A year ago, UM needed Ohio State to beat Michigan State to ensnare all three teams in a first-place tie — and were captured on video celebrating when Libbey graduate William Buford’s final-second shot made it happen. Now, the Buckeyes’ hopes of a fourth straight Big Ten championship pivot on Michigan.

If Ohio State (22-7, 12-5 Big Ten) beats visiting Illinois at 12:30 p.m. and Michigan (25-5, 12-5) takes down frontrunner Indiana (25-5, 13-4) at 4 in a nationally televised home brush, the rivals will again earn a share of the title. So would the No. 2 Hoosiers, who can clinch the championship outright. And maybe MSU too. The Spartans could force a four-way tie with a home win over Northwestern.

Got it? For Michigan, just win, baby. For Ohio State, beat the Illini, then declare a two-hour rivalry armistice and do as former star Jared Sullinger said on Twitter this week.

“I’m going to be screaming Go Blue,” he wrote. “Lol.”

“It’s really weird,” said Michigan guard Trey Burke, a Columbus native. “You never see those guys in green or Ohio State rooting for us. It was kind of like the situation we were in last year. Not us really rooting for Ohio State but rooting for Michigan State to lose.”

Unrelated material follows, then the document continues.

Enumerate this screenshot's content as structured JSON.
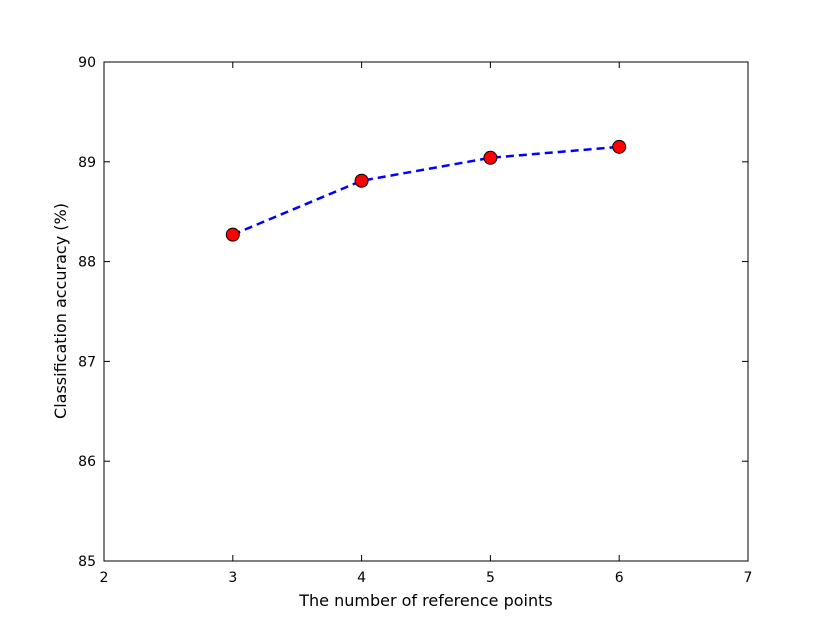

Ohio State, for its part, refuses to look past Illinois (21-10, 8-9). All the title scenarios are moot if the Buckeyes can’t defeat the Illini, which won the teams’ first meeting 74-55.

“I've told them you can't win anything if we don't play well on Sunday,” OSU coach Thad Matta said. “You're playing a team that literally destroyed you on Jan. 5. And honestly, there hasn't been a whole lot more conversation than that.”

Still, Matta and Michigan’s John Beilein can appreciate the stakes. It was only two weeks earlier that both programs — ranked in the top five to start the year — appeared to be barreling downhill. A 71-49 loss at Wisconsin dropped OSU to 1-7 against ranked opponents while Michigan’s 75-52 loss at MSU marked its third loss in four games.

Since then, the Buckeyes are 4-0 and playing their best, most balanced, basketball of the season. Their stunning win at IU on Tuesday is what set up all this eleventh-hour commotion.

Michigan answered too, with four wins in its last five games.

So here it is, one final regular-season afternoon with jumbo implications.

Beyond the league title, today will also settle the seeding for next week’s Big Ten tournament. Ohio State and Michigan can both finish as high as second and as low as fifth, per the league’s tiebreaker procedures.

With a win, Ohio State would clinch the second seed and advance its case for a possible No. 2 seed in the NCAA tournament — a position that would effectively assure it opens close to home in either Dayton, Lexington, Ky., or Auburn Hills, Mich. Worst-case, OSU could finish fifth with a loss and wins by Michigan, Michigan State, and Wisconsin, which plays today at Penn State. The top four teams get first-round byes at the league tournament.

The scenarios are just as boundless for Michigan. That is, if the Wolverines lose — an option their players and coaches were not entertaining.

Here’s what’s certain: If OSU and Michigan both win, they will be Big Ten champions.

Where have we heard that before?

“Really exciting,” Beilein said. “Our team’s excited. ... These games now are make or break.”